PAVLIVKA, Ucrânia – Um cão pastor, percorrendo as ruas sozinho, era o único sinal de vida nesta aldeia destruída. As chamas atingiram as vigas da escola e a fumaça saiu de uma casa em chamas a várias ruas de distância após ataques de artilharia russa no início do dia.
Em meio à fumaça e aos escombros, Pavlivka pode parecer um prêmio duvidoso. Mas para as tropas ucranianas que a defenderam na semana passada, depois de recapturá-la das forças russas há três semanas, foi um raro sucesso quando grande parte da Ucrânia e do resto do mundo ficaram paralisados pela queda das duas últimas cidades no leste Província de Luhansk ao poder de fogo russo esmagador.
Neste pequeno canto da província adjacente de Donetsk, uma brigada mecanizada segura de si estava contrariando a tendência.
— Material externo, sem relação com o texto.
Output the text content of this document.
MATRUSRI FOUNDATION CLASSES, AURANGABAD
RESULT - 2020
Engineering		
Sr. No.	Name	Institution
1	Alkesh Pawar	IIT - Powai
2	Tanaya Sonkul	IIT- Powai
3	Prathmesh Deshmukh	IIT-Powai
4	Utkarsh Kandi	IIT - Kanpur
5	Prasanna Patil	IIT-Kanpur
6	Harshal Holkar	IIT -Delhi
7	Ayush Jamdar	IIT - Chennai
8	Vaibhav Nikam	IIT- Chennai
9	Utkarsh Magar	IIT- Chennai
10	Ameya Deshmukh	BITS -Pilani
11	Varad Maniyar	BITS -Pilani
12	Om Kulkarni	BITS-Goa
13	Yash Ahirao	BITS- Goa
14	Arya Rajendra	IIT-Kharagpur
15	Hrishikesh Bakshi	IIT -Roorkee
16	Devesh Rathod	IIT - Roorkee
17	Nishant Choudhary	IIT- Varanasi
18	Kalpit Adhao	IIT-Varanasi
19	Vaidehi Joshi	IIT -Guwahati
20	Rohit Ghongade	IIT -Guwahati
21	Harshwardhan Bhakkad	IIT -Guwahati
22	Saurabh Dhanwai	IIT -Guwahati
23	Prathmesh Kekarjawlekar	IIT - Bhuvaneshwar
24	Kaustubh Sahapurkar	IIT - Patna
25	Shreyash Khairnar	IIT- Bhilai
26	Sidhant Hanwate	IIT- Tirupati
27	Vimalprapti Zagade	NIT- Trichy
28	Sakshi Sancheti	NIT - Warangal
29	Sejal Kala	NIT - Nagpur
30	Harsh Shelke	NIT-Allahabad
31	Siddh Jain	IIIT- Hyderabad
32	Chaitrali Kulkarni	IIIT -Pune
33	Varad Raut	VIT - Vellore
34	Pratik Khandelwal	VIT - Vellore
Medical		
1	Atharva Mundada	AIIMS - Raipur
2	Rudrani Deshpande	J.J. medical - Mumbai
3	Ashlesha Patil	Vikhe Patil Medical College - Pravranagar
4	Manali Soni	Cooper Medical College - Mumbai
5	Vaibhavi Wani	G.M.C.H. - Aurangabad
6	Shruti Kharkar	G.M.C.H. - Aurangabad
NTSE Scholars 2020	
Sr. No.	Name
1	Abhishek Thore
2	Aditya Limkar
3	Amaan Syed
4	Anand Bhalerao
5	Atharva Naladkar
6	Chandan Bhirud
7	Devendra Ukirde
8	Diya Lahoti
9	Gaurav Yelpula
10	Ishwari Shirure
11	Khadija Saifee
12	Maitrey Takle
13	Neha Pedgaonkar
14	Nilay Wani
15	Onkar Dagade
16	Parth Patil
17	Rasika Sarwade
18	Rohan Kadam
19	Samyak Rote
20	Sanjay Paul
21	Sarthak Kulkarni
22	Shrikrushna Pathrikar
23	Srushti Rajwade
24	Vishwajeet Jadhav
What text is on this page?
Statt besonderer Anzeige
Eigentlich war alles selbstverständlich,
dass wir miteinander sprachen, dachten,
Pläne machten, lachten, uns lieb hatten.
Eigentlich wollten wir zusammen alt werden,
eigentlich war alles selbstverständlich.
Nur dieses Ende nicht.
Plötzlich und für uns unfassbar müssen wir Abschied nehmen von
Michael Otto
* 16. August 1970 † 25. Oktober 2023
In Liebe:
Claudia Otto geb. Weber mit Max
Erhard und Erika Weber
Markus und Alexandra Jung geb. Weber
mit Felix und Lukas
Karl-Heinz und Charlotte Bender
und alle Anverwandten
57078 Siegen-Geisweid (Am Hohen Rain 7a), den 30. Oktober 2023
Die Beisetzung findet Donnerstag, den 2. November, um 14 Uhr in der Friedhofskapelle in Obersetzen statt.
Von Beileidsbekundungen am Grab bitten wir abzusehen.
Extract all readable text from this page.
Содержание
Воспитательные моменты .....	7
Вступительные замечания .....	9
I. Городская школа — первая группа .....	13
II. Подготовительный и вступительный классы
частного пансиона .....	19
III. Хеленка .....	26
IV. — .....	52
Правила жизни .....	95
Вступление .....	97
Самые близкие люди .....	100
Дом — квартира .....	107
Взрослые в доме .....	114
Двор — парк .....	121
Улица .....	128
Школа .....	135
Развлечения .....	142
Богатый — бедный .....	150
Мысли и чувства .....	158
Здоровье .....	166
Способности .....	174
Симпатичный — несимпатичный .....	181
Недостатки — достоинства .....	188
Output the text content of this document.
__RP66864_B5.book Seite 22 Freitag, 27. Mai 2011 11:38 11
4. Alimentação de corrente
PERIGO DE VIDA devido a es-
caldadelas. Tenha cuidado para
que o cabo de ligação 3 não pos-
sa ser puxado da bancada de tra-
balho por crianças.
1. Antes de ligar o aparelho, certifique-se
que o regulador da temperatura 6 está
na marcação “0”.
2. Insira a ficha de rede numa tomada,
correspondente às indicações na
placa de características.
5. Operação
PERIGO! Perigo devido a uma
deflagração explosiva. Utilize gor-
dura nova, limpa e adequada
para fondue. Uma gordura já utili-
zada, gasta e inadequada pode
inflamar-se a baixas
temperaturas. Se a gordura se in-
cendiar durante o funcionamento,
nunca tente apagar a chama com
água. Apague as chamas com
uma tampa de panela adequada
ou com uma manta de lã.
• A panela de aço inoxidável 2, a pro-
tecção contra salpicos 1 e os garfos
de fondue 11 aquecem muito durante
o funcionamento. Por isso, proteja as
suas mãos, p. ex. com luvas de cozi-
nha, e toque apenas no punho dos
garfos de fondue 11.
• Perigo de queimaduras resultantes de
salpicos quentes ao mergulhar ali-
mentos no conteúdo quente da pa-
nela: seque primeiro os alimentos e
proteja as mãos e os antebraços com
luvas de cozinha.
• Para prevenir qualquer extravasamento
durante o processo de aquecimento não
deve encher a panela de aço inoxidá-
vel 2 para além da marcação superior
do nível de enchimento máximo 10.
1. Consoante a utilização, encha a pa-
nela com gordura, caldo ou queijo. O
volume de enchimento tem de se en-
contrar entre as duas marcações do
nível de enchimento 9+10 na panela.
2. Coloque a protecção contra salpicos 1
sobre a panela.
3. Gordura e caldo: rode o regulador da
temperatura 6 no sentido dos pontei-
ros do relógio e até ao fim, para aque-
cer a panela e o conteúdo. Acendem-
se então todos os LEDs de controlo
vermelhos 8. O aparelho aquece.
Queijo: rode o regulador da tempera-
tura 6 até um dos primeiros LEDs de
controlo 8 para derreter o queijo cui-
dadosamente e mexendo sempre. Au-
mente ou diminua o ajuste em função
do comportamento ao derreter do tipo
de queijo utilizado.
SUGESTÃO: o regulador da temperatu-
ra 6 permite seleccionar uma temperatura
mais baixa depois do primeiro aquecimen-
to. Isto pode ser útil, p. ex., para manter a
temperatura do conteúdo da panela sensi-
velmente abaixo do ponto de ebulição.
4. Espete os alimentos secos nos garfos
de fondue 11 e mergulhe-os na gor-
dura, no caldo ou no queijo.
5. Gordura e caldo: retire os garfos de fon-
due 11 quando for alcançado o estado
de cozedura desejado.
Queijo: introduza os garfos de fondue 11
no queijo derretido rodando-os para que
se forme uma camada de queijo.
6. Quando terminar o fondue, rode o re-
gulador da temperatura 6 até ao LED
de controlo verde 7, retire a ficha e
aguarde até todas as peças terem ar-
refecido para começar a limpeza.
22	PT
“Eu disse a você quando eu o visse novamente, teríamos libertado em algum lugar”, disse triunfante o comandante da unidade. “Bem, nós temos.” Como a maioria dos oficiais em serviço do exército ucraniano, o comandante, um major de 30 anos que chefia uma unidade antitanque, pediu para ser identificado apenas por seu codinome, Kryha, que significa Gelo.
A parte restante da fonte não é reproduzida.